Horry County police to use drones during beach rescue calls

The Horry County Police Department just bought two new drones to use for beach patrol. (Image Source: News13's Taylor Herlong)

CONWAY, SC (WBTW) – The Horry County Police Department hopes two new drones will help with beach rescues this summer.

The department just bought two new drones to use for beach patrol, but officers can’t use them yet because of stalled paperwork that has to travel through the Federal Aviation Administration.

Officers hope the drones will act as their eyes in the sky, and Captain Jason Freer says these new tools have the potential to save lives.

“We often have officers that are called to the beach for debris or something, or an object out in the ocean that are asking officers to go check on it,” says Freer. “It might be a person or something to that effect.”
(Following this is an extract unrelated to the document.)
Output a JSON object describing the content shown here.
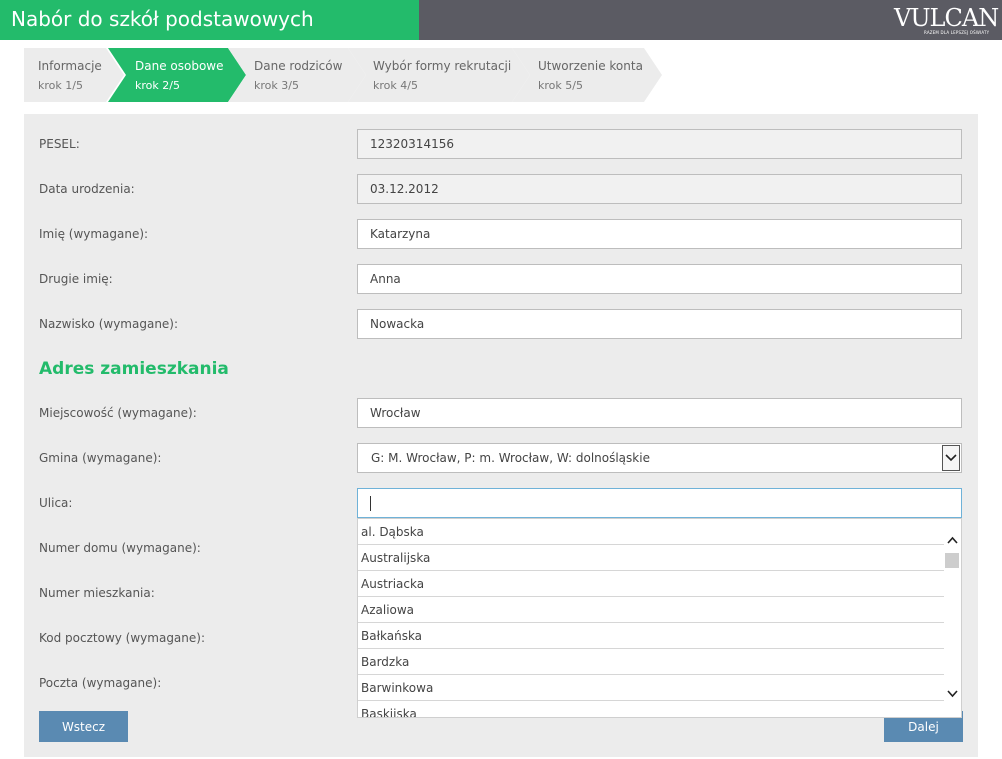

Currently, when officers are called to any type of beach rescue or assistance, they must either swim to the object or bring out the jet skis to travel to the situation. The drones will give officers a firsthand look at what they’re dealing with before officers are even out in the water.

“If it is a person, we can hurry up and deploy officers and go out swimming, our jet skis, kayaks or whatever to go out and help these individuals. If it is debris, then we saved all that resource and manpower,” explains Freer.

Freer says the department used extra money left in the beach patrol budget to buy the two drones at $1,400 each. A small price to pay for the potential power the tools can offer the men and women on the force.

The department received the drones about two months ago, but they’re still waiting on paperwork from the FAA to be able to use them.

“It’s basically filling out forms and showing that we are a police department,” explains Freer. “That does take a little bit of time. It’s easy to fill out, but the process takes a little while to do.”

Freer says his officers are training on how to use the drones now and just met with FAA officials in Charleston with the hopes of speeding up that process, so the drones can watch over the public as soon as possible.

“We are hoping to be up and ready to go this summer,” predicts Freer. “One of the things we have to do is do a training process and do a policy for the Horry County Police Department so our officers know the limitations of what we can and can’t do.”

Freer says the two drones they bought are nice starter drones, but they already hope to expand. Next, they’d like to get what’s called a FLIR drone with a thermal camera that can detect body heat. FLIR drones would be ideal for ocean rescues, but also key in locating people in the woods.